QUATRIÈME SECTION
DÉCISION
SUR LA RECEVABILITÉ
de la requête n° 44462/98
présentée par Alberto Zanasi
contre l’Italie
La Cour européenne des Droits de l’Homme (quatrième section), siégeant le 29 juin 2000 en une chambre composée de
M.G. Ress, président,
M.B. Conforti,
M.A. Pastor Ridruejo,
M.L. Caflisch,
M.J. Makarczyk,
MmeN. Vajić,
M.M. Pellonpää, juges,
et deM.V. Berger, greffier de section ;
Vu la requête introduite le 21 juillet 1997 et enregistrée le 13 novembre 1998 ;
Après avoir délibéré, rend la décision suivante :
EN FAIT
Le requérant est un ressortissant italien, né en 1942 et résidant à Bologne. Il est représenté devant la Cour par Mes Paola Pivato et Claudio Di Biase, avocats à Bologne.

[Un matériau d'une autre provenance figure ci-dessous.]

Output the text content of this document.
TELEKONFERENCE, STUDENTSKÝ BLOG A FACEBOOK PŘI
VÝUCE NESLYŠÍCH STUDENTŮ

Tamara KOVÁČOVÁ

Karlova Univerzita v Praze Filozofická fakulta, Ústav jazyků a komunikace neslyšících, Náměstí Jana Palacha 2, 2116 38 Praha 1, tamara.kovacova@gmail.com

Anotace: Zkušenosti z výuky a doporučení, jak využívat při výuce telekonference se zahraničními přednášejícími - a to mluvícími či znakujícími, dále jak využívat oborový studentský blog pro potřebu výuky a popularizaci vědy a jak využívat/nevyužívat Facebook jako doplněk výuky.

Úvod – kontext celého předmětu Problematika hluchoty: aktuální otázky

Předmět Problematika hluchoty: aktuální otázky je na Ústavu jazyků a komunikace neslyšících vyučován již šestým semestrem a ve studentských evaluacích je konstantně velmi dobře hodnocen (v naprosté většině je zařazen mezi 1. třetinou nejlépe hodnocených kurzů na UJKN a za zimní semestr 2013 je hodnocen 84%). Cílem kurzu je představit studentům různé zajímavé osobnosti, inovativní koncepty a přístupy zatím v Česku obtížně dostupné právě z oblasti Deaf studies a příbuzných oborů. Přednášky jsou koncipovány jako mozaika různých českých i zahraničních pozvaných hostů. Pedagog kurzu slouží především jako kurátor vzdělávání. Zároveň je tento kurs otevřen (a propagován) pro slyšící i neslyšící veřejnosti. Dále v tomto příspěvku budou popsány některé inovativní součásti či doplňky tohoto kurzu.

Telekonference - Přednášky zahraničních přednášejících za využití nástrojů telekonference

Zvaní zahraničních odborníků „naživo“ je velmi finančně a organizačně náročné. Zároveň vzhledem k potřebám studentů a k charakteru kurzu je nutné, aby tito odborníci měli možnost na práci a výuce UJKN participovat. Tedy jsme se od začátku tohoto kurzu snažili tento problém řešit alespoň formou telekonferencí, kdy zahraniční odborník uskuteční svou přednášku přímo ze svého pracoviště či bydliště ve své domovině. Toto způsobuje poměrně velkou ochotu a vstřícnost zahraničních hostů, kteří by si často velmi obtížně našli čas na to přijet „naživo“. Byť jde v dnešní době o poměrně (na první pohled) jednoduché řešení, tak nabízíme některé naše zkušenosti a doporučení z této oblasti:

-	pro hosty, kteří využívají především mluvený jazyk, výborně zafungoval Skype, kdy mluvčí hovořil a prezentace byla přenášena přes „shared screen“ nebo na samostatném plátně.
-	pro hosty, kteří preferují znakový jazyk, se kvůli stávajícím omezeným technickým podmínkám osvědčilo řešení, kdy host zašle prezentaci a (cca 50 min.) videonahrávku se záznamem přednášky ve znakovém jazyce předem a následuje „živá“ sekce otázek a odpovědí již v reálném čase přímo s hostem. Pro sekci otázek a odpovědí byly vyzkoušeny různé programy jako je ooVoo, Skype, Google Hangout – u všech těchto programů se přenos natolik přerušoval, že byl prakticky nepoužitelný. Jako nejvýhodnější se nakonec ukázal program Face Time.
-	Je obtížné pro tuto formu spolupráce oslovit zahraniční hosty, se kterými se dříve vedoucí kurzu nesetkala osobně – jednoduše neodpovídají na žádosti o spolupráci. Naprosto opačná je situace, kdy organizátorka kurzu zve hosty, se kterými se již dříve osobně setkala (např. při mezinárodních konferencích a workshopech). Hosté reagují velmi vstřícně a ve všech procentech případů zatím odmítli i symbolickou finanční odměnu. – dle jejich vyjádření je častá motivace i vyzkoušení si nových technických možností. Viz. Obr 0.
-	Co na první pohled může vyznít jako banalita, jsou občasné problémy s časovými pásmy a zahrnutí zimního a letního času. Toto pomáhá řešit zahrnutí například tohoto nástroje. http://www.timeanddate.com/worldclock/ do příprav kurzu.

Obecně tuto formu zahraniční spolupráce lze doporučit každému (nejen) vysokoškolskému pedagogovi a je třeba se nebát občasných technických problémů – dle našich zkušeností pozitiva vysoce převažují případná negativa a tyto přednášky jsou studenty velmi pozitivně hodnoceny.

Le 10 juillet 1989, le requérant demanda au tribunal de Bénévent la mise en faillite de la société à responsabilité limitée J. Par un jugement du 14 juin 1990, dont le texte fut déposé au greffe le 15 juin 1990, le tribunal déclara la faillite de la société et fixa l’audience au 20 mars 1991 pour l’établissement de l’état des créances.
Le 11 mars 1991, le requérant déposa au tribunal une déclaration de créance privilégiée. Le 14 mars 1995, eut lieu la vérification des créances, et la créance du requérant fut admise en tant que créance chirographaire ; toutefois, le requérant affirme ne pas avoir été informé par le syndic de la vérification des créances et de n’avoir pas eu, par conséquent, la possibilité de s’opposer à la clôture de cette dernière dans le délai prévu.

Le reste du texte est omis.